I’m late to this party, but I just discovered this feature and am sharing it here because there may be others who will find this helpful.
Using DEVONthink, you can convert your PDF highlights into clean Markdown text with just a couple of clicks. Go to Tools → Summarize Annotations, and select the format. DEVONthink pulls all your highlights into a Markdown file (or Rich Text if you prefer). The extracted Markdown includes links to the highlighted section of the PDF. The attached screenshots show how this works.
NOTE: After experimenting with this, I determined that this works best if you use DEVONthink or DTG to make your highlights.

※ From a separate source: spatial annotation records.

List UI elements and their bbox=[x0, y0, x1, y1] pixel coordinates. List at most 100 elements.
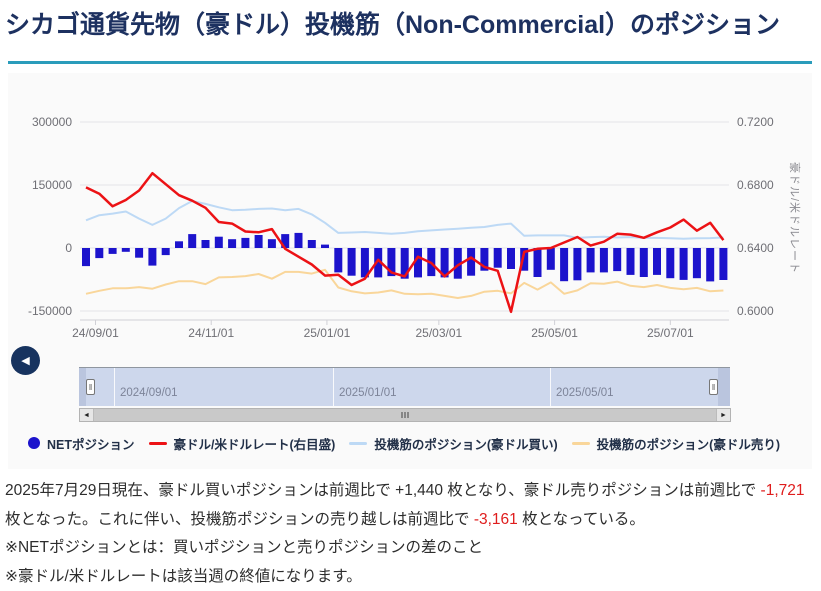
navigator-range[interactable] bbox=[79, 368, 730, 406]
long-line-icon bbox=[349, 441, 368, 445]
short-position-line bbox=[85, 268, 724, 299]
navigator-top-border bbox=[79, 367, 730, 368]
net-bar bbox=[228, 239, 237, 248]
svg-text:25/05/01: 25/05/01 bbox=[531, 326, 578, 340]
net-bar bbox=[666, 248, 675, 279]
position-chart: 300000 0.7200 150000 0.6800 0 0.6400 -150000 0.… bbox=[28, 115, 802, 340]
chart-legend: NETポジション 豪ドル/米ドルレート(右目盛) 投機筋のポジション(豪ドル買い… bbox=[28, 430, 780, 456]
page-title: シカゴ通貨先物（豪ドル）投機筋（Non-Commercial）のポジション bbox=[5, 11, 781, 39]
svg-text:0.6000: 0.6000 bbox=[737, 304, 774, 318]
svg-text:150000: 150000 bbox=[32, 178, 72, 192]
net-bar bbox=[706, 248, 715, 282]
handle-grip-icon: ‖ bbox=[88, 382, 93, 392]
net-bar bbox=[201, 240, 210, 248]
net-bar bbox=[400, 248, 409, 279]
net-bar bbox=[467, 248, 476, 276]
scroll-left-button[interactable]: ◄ bbox=[80, 409, 94, 421]
legend-item-short[interactable]: 投機筋のポジション(豪ドル売り) bbox=[571, 434, 780, 453]
navigator-right-handle[interactable]: ‖ bbox=[709, 379, 718, 395]
navigator-mask-left bbox=[79, 368, 86, 406]
aud-usd-rate-line bbox=[85, 171, 725, 314]
net-bar bbox=[453, 248, 462, 279]
net-bar bbox=[214, 236, 223, 248]
legend-label: 投機筋のポジション(豪ドル買い) bbox=[374, 437, 558, 452]
legend-label: NETポジション bbox=[47, 437, 135, 452]
svg-text:-150000: -150000 bbox=[28, 304, 72, 318]
x-axis: 24/09/01 24/11/01 25/01/01 25/03/01 25/05/01… bbox=[72, 319, 729, 340]
net-bar bbox=[121, 248, 130, 252]
weekly-report: 2025年7月29日現在、豪ドル買いポジションは前週比で +1,440 枚となり… bbox=[5, 477, 813, 591]
net-bar bbox=[533, 248, 542, 277]
net-bar bbox=[108, 248, 117, 254]
legend-item-long[interactable]: 投機筋のポジション(豪ドル買い) bbox=[349, 434, 558, 453]
right-axis-title: 豪ドル/米ドルレート bbox=[788, 162, 802, 274]
net-bar bbox=[360, 248, 369, 278]
net-bar bbox=[347, 248, 356, 276]
net-position-bars bbox=[82, 232, 728, 282]
net-bar bbox=[241, 237, 250, 248]
handle-grip-icon: ‖ bbox=[711, 382, 716, 392]
net-bar bbox=[507, 248, 515, 269]
net-bar bbox=[586, 248, 595, 273]
net-bar bbox=[267, 239, 276, 248]
net-bar bbox=[480, 248, 489, 271]
net-bar bbox=[613, 248, 622, 272]
navigator-gridline bbox=[114, 368, 115, 406]
net-bar bbox=[626, 248, 635, 275]
svg-text:0.6800: 0.6800 bbox=[737, 178, 774, 192]
chart-scrollbar[interactable]: ◄ ► bbox=[79, 408, 731, 422]
grid-lines: 300000 0.7200 150000 0.6800 0 0.6400 -150000 0.… bbox=[28, 115, 774, 318]
net-bar bbox=[440, 248, 449, 278]
report-paragraph: 2025年7月29日現在、豪ドル買いポジションは前週比で +1,440 枚となり… bbox=[5, 482, 805, 528]
short-line-icon bbox=[571, 441, 590, 445]
svg-text:0: 0 bbox=[65, 241, 72, 255]
net-bar bbox=[188, 234, 197, 248]
note-rate-definition: ※豪ドル/米ドルレートは該当週の終値になります。 bbox=[5, 567, 362, 585]
net-bar bbox=[281, 234, 290, 248]
net-bar bbox=[307, 240, 316, 248]
legend-item-net[interactable]: NETポジション bbox=[28, 434, 135, 453]
net-dot-icon bbox=[28, 437, 40, 449]
net-bar bbox=[294, 232, 303, 248]
long-change-value: +1,440 bbox=[395, 482, 443, 499]
scroll-right-button[interactable]: ► bbox=[716, 409, 730, 421]
navigator-left-handle[interactable]: ‖ bbox=[86, 379, 95, 395]
net-bar bbox=[374, 248, 383, 278]
legend-label: 豪ドル/米ドルレート(右目盛) bbox=[173, 437, 336, 452]
net-bar bbox=[560, 248, 569, 282]
net-bar bbox=[653, 248, 661, 275]
short-change-value: -1,721 bbox=[760, 482, 805, 499]
net-bar bbox=[387, 248, 396, 277]
navigator-gridline bbox=[333, 368, 334, 406]
legend-item-rate[interactable]: 豪ドル/米ドルレート(右目盛) bbox=[148, 434, 336, 453]
net-bar bbox=[254, 235, 263, 248]
net-bar bbox=[573, 248, 582, 281]
chart-card: 300000 0.7200 150000 0.6800 0 0.6400 -150000 0.… bbox=[8, 73, 812, 469]
back-button[interactable]: ◀ bbox=[11, 346, 40, 375]
net-bar bbox=[719, 248, 728, 280]
net-bar bbox=[135, 248, 144, 258]
note-net-definition: ※NETポジションとは：買いポジションと売りポジションの差のこと bbox=[5, 539, 483, 556]
svg-text:25/07/01: 25/07/01 bbox=[647, 326, 694, 340]
net-bar bbox=[414, 248, 422, 278]
scroll-left-icon: ◄ bbox=[83, 411, 90, 419]
net-change-value: -3,161 bbox=[473, 510, 518, 528]
net-bar bbox=[82, 248, 90, 267]
svg-text:0.6400: 0.6400 bbox=[737, 241, 774, 255]
net-bar bbox=[679, 248, 688, 280]
net-bar bbox=[95, 248, 104, 259]
navigator-label: 2024/09/01 bbox=[120, 387, 178, 399]
net-bar bbox=[334, 248, 343, 273]
net-bar bbox=[161, 248, 170, 256]
navigator-gridline bbox=[550, 368, 551, 406]
scroll-right-icon: ► bbox=[720, 411, 727, 419]
svg-text:25/01/01: 25/01/01 bbox=[304, 326, 351, 340]
svg-text:24/09/01: 24/09/01 bbox=[72, 326, 119, 340]
net-bar bbox=[493, 248, 502, 268]
navigator-label: 2025/05/01 bbox=[556, 387, 614, 399]
navigator-label: 2025/01/01 bbox=[339, 387, 397, 399]
scrollbar-grip[interactable] bbox=[401, 412, 409, 418]
net-bar bbox=[520, 248, 529, 271]
svg-text:25/03/01: 25/03/01 bbox=[416, 326, 463, 340]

Alternatively, if you prefer individual Markdown notes (i.e., one note per PDF annotation) as these can then be individually tagged, flagged, color labelled, commented on, linked, etc, you could also use my recently developed script:
The script can be called from the DEVONthink scripts menu, and can also be triggered via a keyboard shortcut or automatically from a DEVONthink smart rule.
The script can match the PDF annotation highlight color to your DEVONthink labels, supports markup in PDF annotation notes to directly set the note’s title, flag, rating, tags & custom metadata, can auto-fetch bibliographic metadata, and also creates deep links that directly point back to the PDF annotation.

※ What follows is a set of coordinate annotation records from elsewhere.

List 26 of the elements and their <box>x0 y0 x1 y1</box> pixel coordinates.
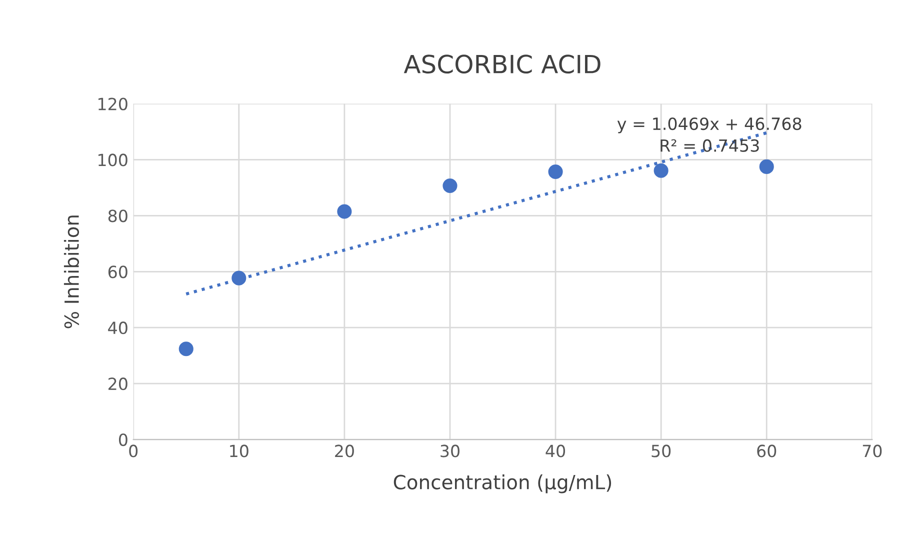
y-tick-label: 120 <box>98 98 128 110</box>
chart-title: ASCORBIC ACID <box>404 54 600 74</box>
point <box>337 204 352 219</box>
x-axis-title: Concentration (µg/mL) <box>394 474 612 494</box>
x-tick-label: 10 <box>230 444 248 458</box>
y-tick-label: 100 <box>98 154 128 166</box>
x-tick-label: 40 <box>546 444 566 458</box>
x-tick-label: 60 <box>757 444 776 458</box>
x-tick-label: 70 <box>862 444 882 458</box>
x-tick-label: 50 <box>652 444 671 458</box>
x-tick-label: 0 <box>129 444 138 458</box>
x-tick-label: 20 <box>335 444 354 458</box>
point <box>759 159 774 174</box>
y-tick-label: 60 <box>108 266 128 278</box>
y-tick-label: 40 <box>108 322 128 334</box>
point <box>548 164 563 180</box>
y-tick-label: 80 <box>108 210 128 222</box>
point <box>232 270 246 286</box>
annotation: y = 1.0469x + 46.768 <box>617 117 802 134</box>
y-tick-label: 20 <box>108 378 128 390</box>
y-tick-label: 0 <box>118 433 128 446</box>
point <box>654 163 668 178</box>
x-tick-label: 30 <box>440 444 460 458</box>
point <box>442 178 458 194</box>
y-axis-title: % Inhibition <box>64 216 80 328</box>
point <box>178 342 194 356</box>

Been using DEVONthink continuously since about 2010 … despite that long time I still learn new things from doing a scan of the outstanding DEVONthink Manual. As I’m using Markdown a bit more now than in the past, I ran across this feature a while back from reading the manual. Other nuggets there, and in “Tips and Tricks” inside the app, remaining to be discovered and used.
Another cool trick I recently learned was to drag multiple screen shots of text — this was for getting notes from slides in an online presentation — into Devonthink, OCR them, convert them to rich text (or markdown), and then merge the individual quotations into one document. I felt like a kid who’d just realized he could pop a wheelie on his bicycle.